Getting a Grip on Industrial Assembly Lines
Quebec’s Robotiq looks to achieve intelligent and super-agile gripping as robots are asked to accomplish increasingly complex tasks.0
“For the past two decades, robot-makers have been working hard to create efficient bin picking systems, and we are getting very close now,” says the president of St-Nicolas, Quebec-based Robotiq (pronounced Ro-bah-teek). “While the automation of many different production processes has progressed quite quickly, it’s still been necessary to keep people doing highly repetitive tasks such as sorting parts.”
But with the progress being made with 3D vision systems, computation and flexible end-effectors, Bouchard says, “I believe highly-efficient bin sorting will soon be a reality for today’s industrial production lines.”
It’s in those highly agile and flexible end-effectors that Robotiq specializes. Founded in 2008, the company embeds mechanical intelligence into their universal gripping devices to boost the overall efficiency of automated systems. Bouchard started the company because he saw a large gap between robotics research and the robotics industry.
“I knew the lab we were in during my grad work at Laval University had something of value for the industry,” he says. “The two other Robotiq co-founders [Jean-Philippe Jobin and Vincent Duchaine] and I looked at several technologies and chose to develop better robot hand technology because we could find good applications for it, and the technology was mature.”
The Robotiq team set to work to create the company’s standard offerings – the Robotiq 2-Finger and 3-Finger universal electric ‘Adaptive Robot Grippers’ – which are able to grip objects of any shape. After the grip has occurred and a motion is executed, the devices are also able to monitor whether they still have the object.
“We tried to keep the system as simple as possible,” says Bouchard. “It has to be holistic too.
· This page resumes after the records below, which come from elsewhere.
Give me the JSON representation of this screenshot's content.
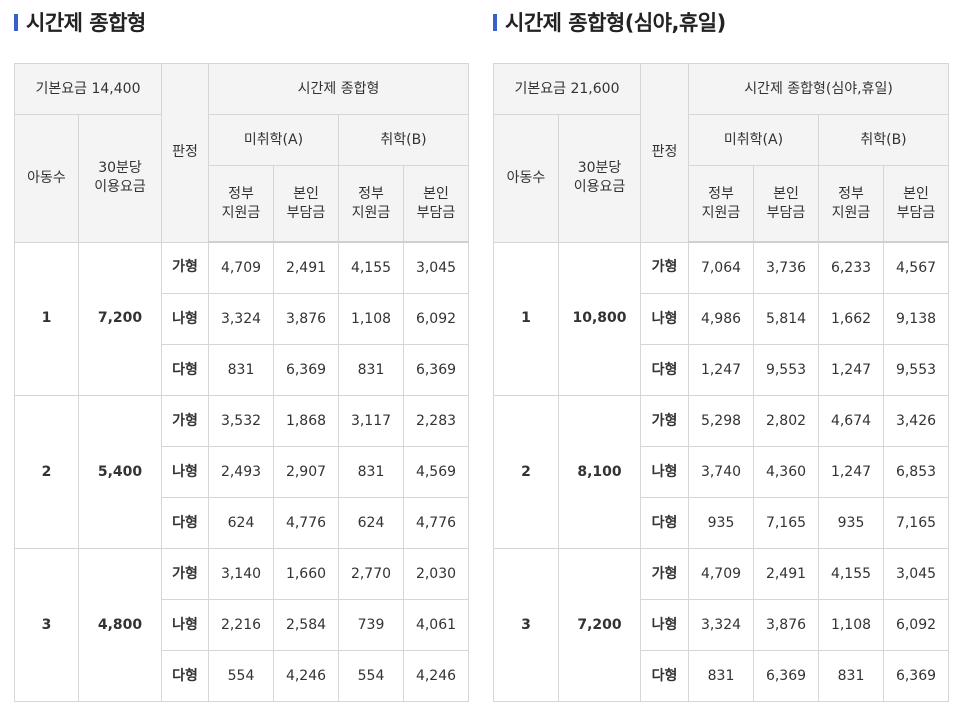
{
  "left": {
    "title": "시간제 종합형",
    "header": {
      "base_fee": "기본요금 14,400",
      "group": "시간제 종합형",
      "judgment": "판정",
      "child_count": "아동수",
      "fee_30min_l1": "30분당",
      "fee_30min_l2": "이용요금",
      "cat_a": "미취학(A)",
      "cat_b": "취학(B)",
      "gov_l1": "정부",
      "gov_l2": "지원금",
      "self_l1": "본인",
      "self_l2": "부담금"
    },
    "groups": [
      {
        "count": "1",
        "fee": "7,200",
        "rows": [
          {
            "type": "가형",
            "a_gov": "4,709",
            "a_self": "2,491",
            "b_gov": "4,155",
            "b_self": "3,045"
          },
          {
            "type": "나형",
            "a_gov": "3,324",
            "a_self": "3,876",
            "b_gov": "1,108",
            "b_self": "6,092"
          },
          {
            "type": "다형",
            "a_gov": "831",
            "a_self": "6,369",
            "b_gov": "831",
            "b_self": "6,369"
          }
        ]
      },
      {
        "count": "2",
        "fee": "5,400",
        "rows": [
          {
            "type": "가형",
            "a_gov": "3,532",
            "a_self": "1,868",
            "b_gov": "3,117",
            "b_self": "2,283"
          },
          {
            "type": "나형",
            "a_gov": "2,493",
            "a_self": "2,907",
            "b_gov": "831",
            "b_self": "4,569"
          },
          {
            "type": "다형",
            "a_gov": "624",
            "a_self": "4,776",
            "b_gov": "624",
            "b_self": "4,776"
          }
        ]
      },
      {
        "count": "3",
        "fee": "4,800",
        "rows": [
          {
            "type": "가형",
            "a_gov": "3,140",
            "a_self": "1,660",
            "b_gov": "2,770",
            "b_self": "2,030"
          },
          {
            "type": "나형",
            "a_gov": "2,216",
            "a_self": "2,584",
            "b_gov": "739",
            "b_self": "4,061"
          },
          {
            "type": "다형",
            "a_gov": "554",
            "a_self": "4,246",
            "b_gov": "554",
            "b_self": "4,246"
          }
        ]
      }
    ]
  },
  "right": {
    "title": "시간제 종합형(심야,휴일)",
    "header": {
      "base_fee": "기본요금 21,600",
      "group": "시간제 종합형(심야,휴일)",
      "judgment": "판정",
      "child_count": "아동수",
      "fee_30min_l1": "30분당",
      "fee_30min_l2": "이용요금",
      "cat_a": "미취학(A)",
      "cat_b": "취학(B)",
      "gov_l1": "정부",
      "gov_l2": "지원금",
      "self_l1": "본인",
      "self_l2": "부담금"
    },
    "groups": [
      {
        "count": "1",
        "fee": "10,800",
        "rows": [
          {
            "type": "가형",
            "a_gov": "7,064",
            "a_self": "3,736",
            "b_gov": "6,233",
            "b_self": "4,567"
          },
          {
            "type": "나형",
            "a_gov": "4,986",
            "a_self": "5,814",
            "b_gov": "1,662",
            "b_self": "9,138"
          },
          {
            "type": "다형",
            "a_gov": "1,247",
            "a_self": "9,553",
            "b_gov": "1,247",
            "b_self": "9,553"
          }
        ]
      },
      {
        "count": "2",
        "fee": "8,100",
        "rows": [
          {
            "type": "가형",
            "a_gov": "5,298",
            "a_self": "2,802",
            "b_gov": "4,674",
            "b_self": "3,426"
          },
          {
            "type": "나형",
            "a_gov": "3,740",
            "a_self": "4,360",
            "b_gov": "1,247",
            "b_self": "6,853"
          },
          {
            "type": "다형",
            "a_gov": "935",
            "a_self": "7,165",
            "b_gov": "935",
            "b_self": "7,165"
          }
        ]
      },
      {
        "count": "3",
        "fee": "7,200",
        "rows": [
          {
            "type": "가형",
            "a_gov": "4,709",
            "a_self": "2,491",
            "b_gov": "4,155",
            "b_self": "3,045"
          },
          {
            "type": "나형",
            "a_gov": "3,324",
            "a_self": "3,876",
            "b_gov": "1,108",
            "b_self": "6,092"
          },
          {
            "type": "다형",
            "a_gov": "831",
            "a_self": "6,369",
            "b_gov": "831",
            "b_self": "6,369"
          }
        ]
      }
    ]
  }
}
In order to have a good control, the mechanics, electronics and software really have to be developed together.”
Robotiq Grippers employ a combination of motor current monitoring and encoder data to detect pick-up. “The Gripper respects the incremental encoder value feedback relating to opening and closing limits, and cycle time is thus reduced because it doesn’t have to fully open or close,” Bouchard explains. “This is much more flexible than pneumatic grippers, which operate only from fully open to fully closed and also therefore take up more space and have limited stroke around small parts.”
Motor current is another feedback source. By knowing it, power supplies and their related protection devices can be appropriately dimensioned. “It can be used in a qualitative way to know what final force will be applied by the fingers to the object,” Bouchard explains. The 2-Finger Gripper also has an auto-locking mechanism, so that the motor doesn’t need to apply force continuously on an object to maintain the desired final force. This is for safety reasons and to reduce the amount of power required once an item is picked up.
But although these Grippers can accomplish so much, efficient bin picking has yet to be achieved. “It’s because there are often so many geometry types on each part to consider for proper handling in an industrial setting,” Bouchard says. “Parts are also in a random and unstructured environment so vision systems have to be very precise, and the computation behind the system has to be able to make sense of all the data detected by the vision system. Then, the robot has to be equipped with effective and flexible end-effectors to be able to handle the parts in many different ways. So all three pillars have to be in place.”
He says the progress that’s been made with vision systems over the past decade has been impressive, but they still have some way to go. “Computation is an even larger challenge and remains the major issue with bin picking,” he says. “Being able to calculate 1D linear segments, 2D features or 3D scenes was feasible, but making sense of all this data is a significant task.”
Achieving a flexible end-effector has involved various approaches. “Vacuum cups are an option, but they don’t work well when parts are irregular or there’s not enough flat spots to achieve a good grip,” notes Bouchard. “Pneumatic grippers are another possibility. You can control the force of the grip by controlling the pressure, but it’s hardly programmable. There is no built-in grip detection, only limited speed control and it’s also hard to achieve low force levels.”
The development of electric grippers has opened up a new world because the speed, force and position of the fingers are all adjustable. “So our grippers give more options to the computation software by being able to pick a part from different orientations,” Bouchard notes, “but better vision and computation systems are needed to achieve highly-efficient bin sorting.”
Robotiq’s 3-Finger Gripper is heading to the next DARPA (Defense Advanced Research Project Agency) Robotics Challenge as part of the Carnegie Mellon University (CMU) entry, CHIMP. In this challenge, robots have to perform complex decision-making tasks in disaster scenarios. Bouchard says the CMU team benchmarked several robotic hands available and found that Robotiq’s was a good fit for their design approach. Being part of this competition is a great source of pride for Robotiq team. “We also believe the Challenge will provide us with great visibility and demonstrate innovative ways to use our grippers,” Bouchard says, “no matter the outcome.”
DARPA win or not, Bouchard’s enthusiasm for robotics isn’t likely to ever flag. “I like the fact that it combines many disciplines and can be applied in various industries,” he says. “We’re just scratching the surface of what robots can do.”